Al margen de los resultados económicos de Singapur y de su régimen político, el fondo del asunto es que un planteamiento así llama la atención, pues formamos parte de esa sociedad cansada de los malos resultados de sus gobiernos democráticos, incapaces de satisfacer las demandas sociales mínimas. Más de la mitad de la población sufre en la pobreza, los salarios mínimos son de risa, y la impunidad y la corrupción son tema de todos los días.

Más del 90% de los ciudadanos no denuncia los delitos por carecer de confianza en las autoridades o porque sospecha que son parte de la delincuencia; el gobierno a pesar de que gasta miles de millones en esta materia, parece que pierde la batalla en contra de los delincuentes todos los días.

Es cierto, hay un hartazgo de los políticos y los partidos, porque se supone deberían ser los conductores de la marcha de una poderosa nación de más de 120 millones de personas y, por el contrario, en muchos casos, son la antítesis de la política, ejemplo de confrontación, de corrupción y deshonra, que sólo abona a engordar el desencanto social.

En resumen, son más las demandas sociales; más las inconformidades; más la pobreza, más la corrupción y la inseguridad, que los buenos resultados.

Estas circunstancias ponen en riesgo nuestra viabilidad como nación en los términos de nuestra Constitución, y creo que cualquier solución que se aleje de estos principios por los que hemos luchado durante más de 200 años no podemos aceptarla.

Podemos recobrar la confianza en nuestras instituciones, podemos transformar nuestra realidad social y podemos acabar con las lacras que obstruyen el progreso con las armas de la ley, la justicia, la cultura y la educación

Pero a todos debe quedar claro que no es una tarea individual, debe ser una tarea nacional, colectiva.
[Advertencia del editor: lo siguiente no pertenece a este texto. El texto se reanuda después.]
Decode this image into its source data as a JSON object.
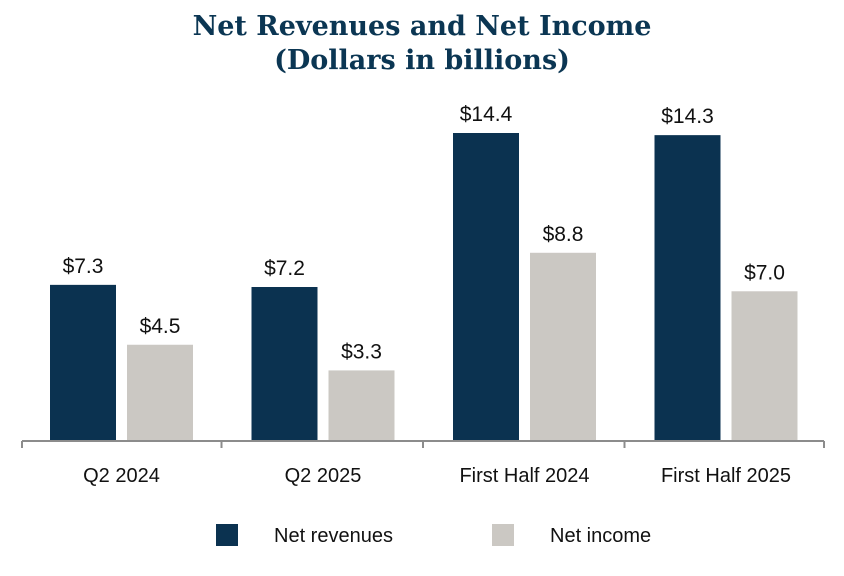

Debemos involucrarnos en la política, porque es una obligación, a partir de la emisión del voto. Son legiones de mexicanos los que, a sabiendas de tener una obligación el día de los comicios, prefieren encoger los hombros para que unos pocos decidan. La tarea no es fácil pero, para cambiar la política, tenemos que sacudirnos nuestras omisiones. Es fácil decir la culpa la tiene aquél o los otros, ¿pero qué hago para cambiarlo?

No podemos seguir jugando a ser el Pilato de los tiempos modernos, lavarnos las manos, quejarnos y no aportar para el cambio, porque la política es una de las formas de más alto servicio, pues busca el bien común, a ella estamos convocados todos desde la trinchera que mejor nos guste, la ciudadana, sin partido, con partido, pero todos debemos hacer un gran esfuerzo para construir un programa común del cual nadie tenga derecho a apartarse un ápice: No más corrupción en México, ni en políticos, ni empresarios, ni en ciudadanos dando “mordida”; cero tolerancia con la ilegalidad y la injusticia; crecimiento con justicia y menos desigualdad. Como lo soñó el Siervo de la Nación en el inicio de la independencia. “Que las leyes sean tales que obliguen a constancia y patriotismo, moderen la opulencia y la indigencia, que aumente el jornal del pobre, que mejore sus costumbres, alejando la ignorancia, la rapiña y el hurto”.